Question 1. Let $\Gamma \subset \Gamma^B(1)$ be a finite index subgroup. Do I understand correctly that $X^B(\Gamma) = \Gamma \backslash \mathbf{H}$ is a compact Riemann surface, and that the inclusion $\Gamma \subset \Gamma^B(1)$ induces a finite morphism $X^B(\Gamma) \to X^B(1)$? What are the branch points of this morphism?

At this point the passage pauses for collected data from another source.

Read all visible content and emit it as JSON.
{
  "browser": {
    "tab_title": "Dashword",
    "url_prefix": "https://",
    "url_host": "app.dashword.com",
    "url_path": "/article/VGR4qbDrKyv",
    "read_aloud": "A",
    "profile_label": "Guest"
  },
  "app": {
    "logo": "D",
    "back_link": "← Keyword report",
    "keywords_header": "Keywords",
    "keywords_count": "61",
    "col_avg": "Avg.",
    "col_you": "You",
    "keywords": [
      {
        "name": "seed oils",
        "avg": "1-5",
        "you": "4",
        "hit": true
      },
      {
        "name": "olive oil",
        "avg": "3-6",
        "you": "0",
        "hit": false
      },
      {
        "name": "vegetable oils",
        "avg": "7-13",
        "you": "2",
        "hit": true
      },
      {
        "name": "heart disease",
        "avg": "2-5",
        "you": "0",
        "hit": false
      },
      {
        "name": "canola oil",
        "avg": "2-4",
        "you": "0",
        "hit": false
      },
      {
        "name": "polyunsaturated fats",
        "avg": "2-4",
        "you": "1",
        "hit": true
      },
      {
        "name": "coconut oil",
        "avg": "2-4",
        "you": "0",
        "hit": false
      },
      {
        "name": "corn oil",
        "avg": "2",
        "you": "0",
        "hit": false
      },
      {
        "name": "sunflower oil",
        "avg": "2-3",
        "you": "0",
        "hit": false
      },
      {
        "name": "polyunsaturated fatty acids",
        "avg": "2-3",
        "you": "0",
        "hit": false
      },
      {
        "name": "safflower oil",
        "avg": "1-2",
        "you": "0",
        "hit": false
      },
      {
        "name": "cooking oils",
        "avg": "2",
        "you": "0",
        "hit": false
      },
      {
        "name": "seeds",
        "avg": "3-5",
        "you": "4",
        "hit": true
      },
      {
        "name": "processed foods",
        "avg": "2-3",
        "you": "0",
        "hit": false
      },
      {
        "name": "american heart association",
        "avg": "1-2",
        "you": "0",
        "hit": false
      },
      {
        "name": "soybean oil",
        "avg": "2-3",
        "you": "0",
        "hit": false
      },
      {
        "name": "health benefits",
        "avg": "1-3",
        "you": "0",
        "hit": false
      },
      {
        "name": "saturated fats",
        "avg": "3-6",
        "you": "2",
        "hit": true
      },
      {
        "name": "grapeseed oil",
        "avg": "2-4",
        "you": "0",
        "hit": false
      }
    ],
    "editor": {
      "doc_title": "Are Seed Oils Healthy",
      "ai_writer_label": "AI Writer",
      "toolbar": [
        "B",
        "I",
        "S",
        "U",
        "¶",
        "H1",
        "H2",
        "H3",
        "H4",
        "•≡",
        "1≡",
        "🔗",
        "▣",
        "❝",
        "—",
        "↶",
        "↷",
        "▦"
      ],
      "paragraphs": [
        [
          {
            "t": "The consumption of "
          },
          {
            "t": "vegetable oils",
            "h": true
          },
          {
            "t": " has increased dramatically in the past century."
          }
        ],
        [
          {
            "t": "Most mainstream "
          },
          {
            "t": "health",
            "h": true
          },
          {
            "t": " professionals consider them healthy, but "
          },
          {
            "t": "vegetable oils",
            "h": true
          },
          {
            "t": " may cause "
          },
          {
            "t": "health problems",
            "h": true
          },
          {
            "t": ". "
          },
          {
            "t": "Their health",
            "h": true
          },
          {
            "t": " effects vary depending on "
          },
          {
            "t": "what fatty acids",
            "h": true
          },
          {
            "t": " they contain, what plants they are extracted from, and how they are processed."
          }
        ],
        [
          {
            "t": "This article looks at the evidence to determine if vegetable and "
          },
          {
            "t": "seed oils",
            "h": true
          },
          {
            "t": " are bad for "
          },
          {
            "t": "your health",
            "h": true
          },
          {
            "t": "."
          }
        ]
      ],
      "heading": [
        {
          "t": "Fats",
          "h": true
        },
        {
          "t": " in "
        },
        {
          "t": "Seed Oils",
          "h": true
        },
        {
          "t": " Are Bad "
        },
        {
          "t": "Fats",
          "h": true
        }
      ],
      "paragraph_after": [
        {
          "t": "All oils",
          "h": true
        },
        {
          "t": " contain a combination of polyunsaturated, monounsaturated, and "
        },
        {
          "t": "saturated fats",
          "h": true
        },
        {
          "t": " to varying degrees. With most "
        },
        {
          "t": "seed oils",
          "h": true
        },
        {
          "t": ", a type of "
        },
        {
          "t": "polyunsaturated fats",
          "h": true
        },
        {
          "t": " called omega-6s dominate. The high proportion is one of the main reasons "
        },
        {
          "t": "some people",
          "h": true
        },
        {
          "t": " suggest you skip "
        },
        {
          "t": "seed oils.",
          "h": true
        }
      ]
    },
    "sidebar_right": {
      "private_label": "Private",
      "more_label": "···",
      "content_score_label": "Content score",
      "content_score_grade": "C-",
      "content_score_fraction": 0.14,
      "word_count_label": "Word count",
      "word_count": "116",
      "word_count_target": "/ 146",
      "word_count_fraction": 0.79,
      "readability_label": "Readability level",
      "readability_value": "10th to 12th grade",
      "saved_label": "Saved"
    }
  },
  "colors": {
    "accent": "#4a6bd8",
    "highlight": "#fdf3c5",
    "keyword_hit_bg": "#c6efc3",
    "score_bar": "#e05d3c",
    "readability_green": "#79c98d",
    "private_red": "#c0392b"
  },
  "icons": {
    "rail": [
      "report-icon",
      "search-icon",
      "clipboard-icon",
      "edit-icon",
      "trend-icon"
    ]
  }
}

Zograf showed that, if $\Gamma \subset \mathrm{SL}_2(\mathbf{Z})$ is a congruence subgroup, the index of $\Gamma$ in $\mathrm{SL}_2(\mathbf{Z})$ is bounded by $128(g+1)$, where $g$ is the genus of the compactification of the Riemann surface $\Gamma \backslash \mathbf{H}$. (This is how he proved that there are only finitely many congruence subgroups of $\mathrm{SL}_2(\mathbf{Z})$ of given genus.)
Question 2. Is there a similar theorem for Shimura curves? That is, assume that $\Gamma \subset \Gamma^B(1)$ is a congruence subgroup (does this term make sense? what should it mean?). Is the index of $\Gamma$ in $\Gamma^B(1)$ bounded by the genus of $X^B(\Gamma)$? If yes, can we make this bound explicit?
I'm not sure what I mean by a congruence subgroup of $\Gamma^B(1)$ yet, but I want the curve $X_\Gamma(B)$ to be a Shimura curve.